La route a aussi beaucoup souffert du séisme et du passage des camions. Par endroits, le goudron a disparu. La piste poussiéreuse est constellée de rochers éboulés de toutes tailles qui ont dévalé la pente. Deux véhicules peuvent à peine se croiser Un groupe d’hommes avec des seaux en caoutchouc de pneus tente de déblayer les bas-côtés. Ils ramassent les pierres, poussent les rochers. Ils travaillent bénévolement, tentent de rendre service. La solidarité n’est pas un vain mot chez les Berbères. Quand nous redescendrons, il ne restera plus qu’un vieil homme à qui le guide donnera quelques dirhams, je viderai le porte-monnaie de mes pièces. « Il faut aider ce vieil homme » dit Tami. « il n’a rien et vient travailler pour son village »

Haut Atlas, après le séisme

Sur la route des femmes cheminent avec leur bourricot qui transporte toutes sortes de chargements dans des paniers bien remplis. Elles sont enveloppées de voiles colorés. Toutes ont les cheveux couverts d’un foulard mais personne ne se cache comme autour de Tafraoute. Je suis étonnée de l’extension de la zone berbérophone ainsi que par leur langage mélangé. Tantôt je capte un mot français ou arabe, tantôt rien du tout. Etonnée aussi de la proportion de femmes dehors ; les enfants sont à l’école, certains vieillards aux champs ou au café, on voit très peu d’hommes en âge de travailler. Sauf quelques jeunes sur des mobylettes.

haut Atlas palmeraie

La route surplombe la palmeraie. Pour la touriste c’est toute une fête des couleurs : vet foncé des palmiers, gris-vert des oliviers, jaune et orange des grenadiers et même de quelques peupliers sur els bords de la rivière.

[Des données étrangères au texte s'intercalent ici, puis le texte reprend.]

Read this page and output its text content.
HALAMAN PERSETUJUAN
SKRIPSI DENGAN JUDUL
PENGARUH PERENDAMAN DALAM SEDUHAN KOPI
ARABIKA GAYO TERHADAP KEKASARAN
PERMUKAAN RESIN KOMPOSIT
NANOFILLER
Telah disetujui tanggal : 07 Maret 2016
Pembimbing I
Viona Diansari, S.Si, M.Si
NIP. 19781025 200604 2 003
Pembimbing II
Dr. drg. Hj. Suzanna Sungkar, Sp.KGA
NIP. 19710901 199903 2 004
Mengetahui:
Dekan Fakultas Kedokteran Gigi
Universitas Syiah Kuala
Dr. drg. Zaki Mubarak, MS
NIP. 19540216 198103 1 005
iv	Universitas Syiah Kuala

Au village d’Afensou, Tami gare la voiture à la fin du ruban de ciment qui tient lieu de route. Franchissant une porte, nous sommes dans la cour d’une grosse maison rouge – inhabitable après le tremblement de terre. Les gens vivent dehors sous des tentes en tout genre : blanches carrées, des abris cubiques faits de bâches plastiques renforcées par des roseaux et des canisses. On a aussi installé des préfabriqués en dur (genre Algéco). La terrasse du restaurant est en plein air : canapés tables. La cuisine est dans un cubé évidé auquel il manque la façade. C’est là que Tami emmène les touristes déjeuner. Mais je n’ai pas prévu de m’arrêter et cela arrange bien le guide qui a des clients plus tard dans l’après-midi. Après les salutations d’usage, nous quittons les femmes du restaurant, jeunes et souriantes, passons au ras des algécos et traversons un verger d’oranges. Tami m’en cueille une pour m’en faire cadeau. Nous cheminons sur de petites levées qui limitent les champs de luzerne. Certaines parcelles ne sont pas cultivées. Je remarque des rangées de piments (pour la harissa) un rang de des rangs de pois et des pommes de terre. L’eau court dans de petites rigoles. Le séisme a fait naître de nouvelles sources. L’eau est partout, joyeuse effaçant un peu le tragique des ruines. J’avais imaginé des rangées de tentes comme dans les camps de réfugiés, ici on bricole un abri dans son jardin, ses champs ou les oliveraies et la vie continue. Ils doivent avoir bien froid la nuit !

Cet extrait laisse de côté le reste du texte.